All of these complexities make it harder to achieve the utopia idea that each TPRM team will have an in-depth knowledge of each relationship, while also managing risks effectively. As a result, key TPRM processes become abstract concepts that our fast paced society with shortened attention spans have to balance.


Knowing this, how can TPRM programs operate effectively?

  1. It Starts with the Right Team. Engagement and alignment across the three lines of defense is critical to your success.

  2. Get Real! By acknowledging the reality of either your starting point or the areas of improvement that your TPRM Program still needs to address, you and your team will be more aligned on the direction and priorities to strategically roadmap your needs.
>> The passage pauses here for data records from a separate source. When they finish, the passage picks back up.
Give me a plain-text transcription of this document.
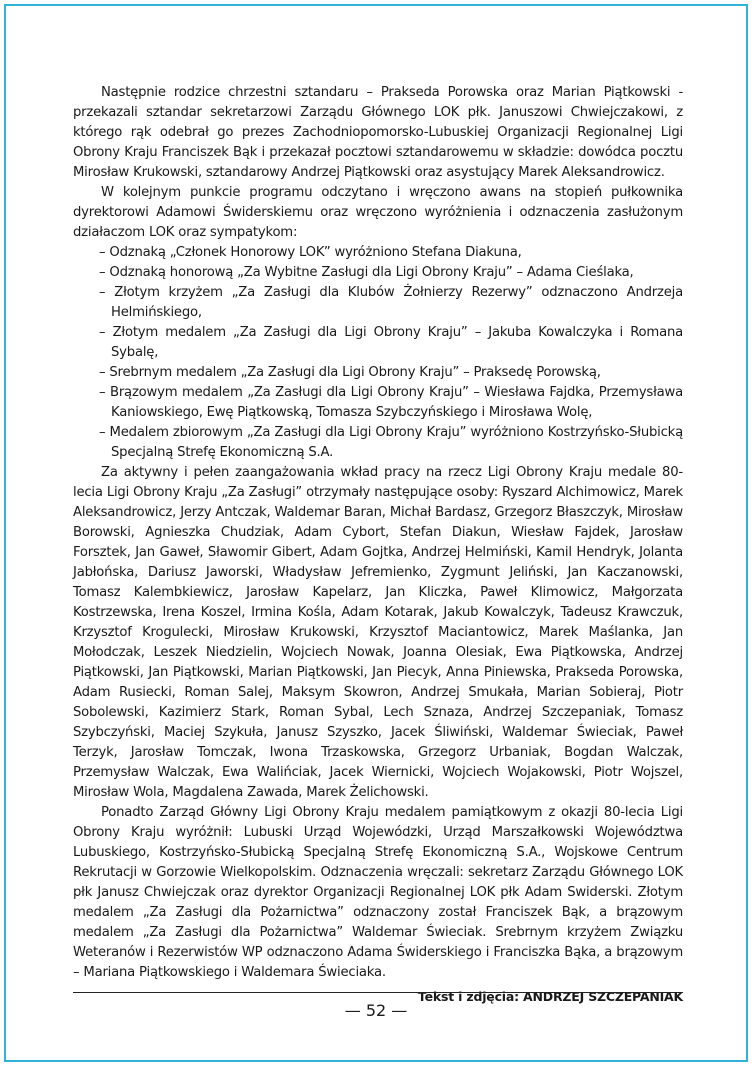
Następnie rodzice chrzestni sztandaru – Prakseda Porowska oraz Marian Piątkowski - przekazali sztandar sekretarzowi Zarządu Głównego LOK płk. Januszowi Chwiejczakowi, z którego rąk odebrał go prezes Zachodniopomorsko-Lubuskiej Organizacji Regionalnej Ligi Obrony Kraju Franciszek Bąk i przekazał pocztowi sztandarowemu w składzie: dowódca pocztu Mirosław Krukowski, sztandarowy Andrzej Piątkowski oraz asystujący Marek Aleksandrowicz.

W kolejnym punkcie programu odczytano i wręczono awans na stopień pułkownika dyrektorowi Adamowi Świderskiemu oraz wręczono wyróżnienia i odznaczenia zasłużonym działaczom LOK oraz sympatykom:

– Odznaką „Członek Honorowy LOK” wyróżniono Stefana Diakuna,
– Odznaką honorową „Za Wybitne Zasługi dla Ligi Obrony Kraju” – Adama Cieślaka,
– Złotym krzyżem „Za Zasługi dla Klubów Żołnierzy Rezerwy” odznaczono Andrzeja Helmińskiego,
– Złotym medalem „Za Zasługi dla Ligi Obrony Kraju” – Jakuba Kowalczyka i Romana Sybalę,
– Srebrnym medalem „Za Zasługi dla Ligi Obrony Kraju” – Praksedę Porowską,
– Brązowym medalem „Za Zasługi dla Ligi Obrony Kraju” – Wiesława Fajdka, Przemysława Kaniowskiego, Ewę Piątkowską, Tomasza Szybczyńskiego i Mirosława Wolę,
– Medalem zbiorowym „Za Zasługi dla Ligi Obrony Kraju” wyróżniono Kostrzyńsko-Słubicką Specjalną Strefę Ekonomiczną S.A.

Za aktywny i pełen zaangażowania wkład pracy na rzecz Ligi Obrony Kraju medale 80-lecia Ligi Obrony Kraju „Za Zasługi” otrzymały następujące osoby: Ryszard Alchimowicz, Marek Aleksandrowicz, Jerzy Antczak, Waldemar Baran, Michał Bardasz, Grzegorz Błaszczyk, Mirosław Borowski, Agnieszka Chudziak, Adam Cybort, Stefan Diakun, Wiesław Fajdek, Jarosław Forsztek, Jan Gaweł, Sławomir Gibert, Adam Gojtka, Andrzej Helmiński, Kamil Hendryk, Jolanta Jabłońska, Dariusz Jaworski, Władysław Jefremienko, Zygmunt Jeliński, Jan Kaczanowski, Tomasz Kalembkiewicz, Jarosław Kapelarz, Jan Kliczka, Paweł Klimowicz, Małgorzata Kostrzewska, Irena Koszel, Irmina Kośla, Adam Kotarak, Jakub Kowalczyk, Tadeusz Krawczuk, Krzysztof Krogulecki, Mirosław Krukowski, Krzysztof Maciantowicz, Marek Maślanka, Jan Mołodczak, Leszek Niedzielin, Wojciech Nowak, Joanna Olesiak, Ewa Piątkowska, Andrzej Piątkowski, Jan Piątkowski, Marian Piątkowski, Jan Piecyk, Anna Piniewska, Prakseda Porowska, Adam Rusiecki, Roman Salej, Maksym Skowron, Andrzej Smukała, Marian Sobieraj, Piotr Sobolewski, Kazimierz Stark, Roman Sybal, Lech Sznaza, Andrzej Szczepaniak, Tomasz Szybczyński, Maciej Szykuła, Janusz Szyszko, Jacek Śliwiński, Waldemar Świeciak, Paweł Terzyk, Jarosław Tomczak, Iwona Trzaskowska, Grzegorz Urbaniak, Bogdan Walczak, Przemysław Walczak, Ewa Walińciak, Jacek Wiernicki, Wojciech Wojakowski, Piotr Wojszel, Mirosław Wola, Magdalena Zawada, Marek Żelichowski.

Ponadto Zarząd Główny Ligi Obrony Kraju medalem pamiątkowym z okazji 80-lecia Ligi Obrony Kraju wyróżnił: Lubuski Urząd Wojewódzki, Urząd Marszałkowski Województwa Lubuskiego, Kostrzyńsko-Słubicką Specjalną Strefę Ekonomiczną S.A., Wojskowe Centrum Rekrutacji w Gorzowie Wielkopolskim. Odznaczenia wręczali: sekretarz Zarządu Głównego LOK płk Janusz Chwiejczak oraz dyrektor Organizacji Regionalnej LOK płk Adam Swiderski. Złotym medalem „Za Zasługi dla Pożarnictwa” odznaczony został Franciszek Bąk, a brązowym medalem „Za Zasługi dla Pożarnictwa” Waldemar Świeciak. Srebrnym krzyżem Związku Weteranów i Rezerwistów WP odznaczono Adama Świderskiego i Franciszka Bąka, a brązowym – Mariana Piątkowskiego i Waldemara Świeciaka.

Tekst i zdjęcia: ANDRZEJ SZCZEPANIAK
— 52 —
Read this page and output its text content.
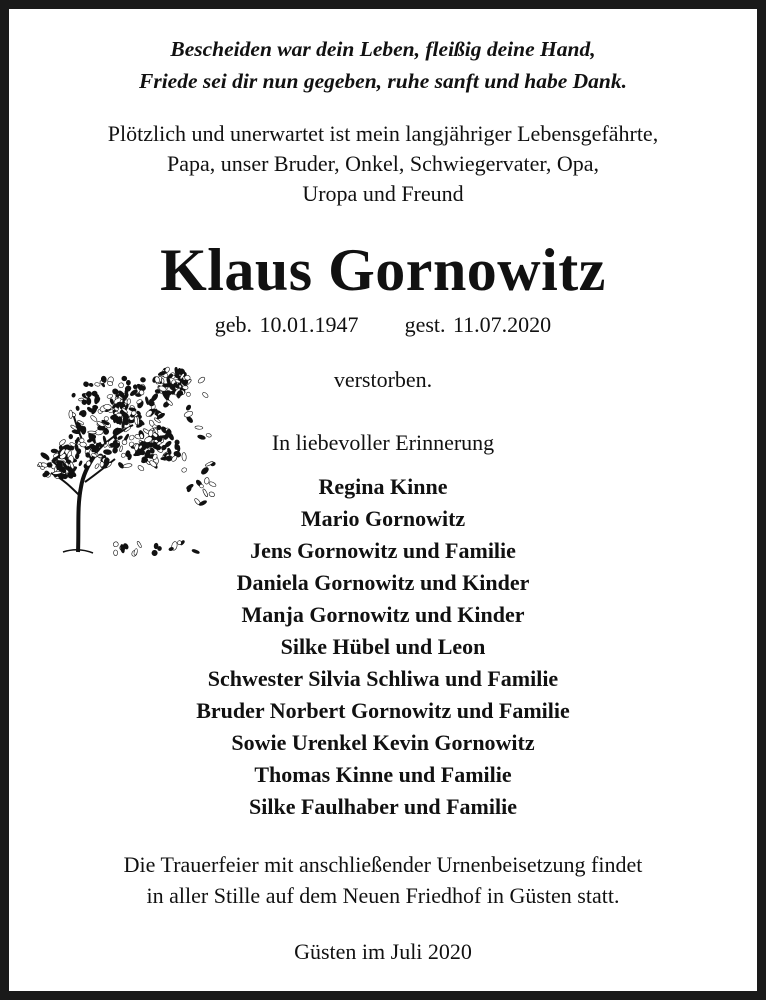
Bescheiden war dein Leben, fleißig deine Hand,
Friede sei dir nun gegeben, ruhe sanft und habe Dank.
Plötzlich und unerwartet ist mein langjähriger Lebensgefährte,
Papa, unser Bruder, Onkel, Schwiegervater, Opa,
Uropa und Freund
Klaus Gornowitz
geb. 10.01.1947 gest. 11.07.2020
verstorben.
In liebevoller Erinnerung
Regina Kinne
Mario Gornowitz
Jens Gornowitz und Familie
Daniela Gornowitz und Kinder
Manja Gornowitz und Kinder
Silke Hübel und Leon
Schwester Silvia Schliwa und Familie
Bruder Norbert Gornowitz und Familie
Sowie Urenkel Kevin Gornowitz
Thomas Kinne und Familie
Silke Faulhaber und Familie
Die Trauerfeier mit anschließender Urnenbeisetzung findet
in aller Stille auf dem Neuen Friedhof in Güsten statt.
Güsten im Juli 2020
  3. Take a long-term view of the opportunities to incrementally enhance your TPRM Program Effectiveness. It’s a marathon not a sprint. However, that does not mean your TPRM team shouldn't prioritize the areas of improvement needed to mature your program. Begin by breaking your strategic priorities down into incremental sprints. making the overall process less overwhelming.

  4. Know Your Third Parties (KYTP) - Create opportunities to develop the relationship between your employees and third parties, building upon collaboration and mutual trust. Many times a third party will provide:

    1. A due diligence packet or answers to inherent risk questionnaires. Implement a “If they provide it you need to review it” motto. Receiving and archiving information is NOT risk management. It is only through the review that you can understand, identify, assess and prepare to mitigate risks.

    2. A number of interactive touch point meetings, leverage these meetings to incrementally address due diligence concerns and continue learning about the complex eco-systems of your third party. Be purposeful when engaging with them and remember that one size does not fit all. Schedule these discussions on a risk-based frequency and recognize your third party is an extension of your own security program.

    3. A set number of free or discounted online working groups, customer forums, webinars, conferences, etc. This is a great way to network and build relationships with the third party’s personnel with the greatest organizational, operational, and technical knowledge regarding their products, services, and ecosystem.


When your organization is intentional about improving the effectiveness of the relationships with your third parties, it will indirectly drive better collaboration, allow for the sharing of more information, protect your assets and reputation, maintain compliance with regulations, improve your third party's overall experience, and ultimately better mitigate the impact third parties pose to your organization.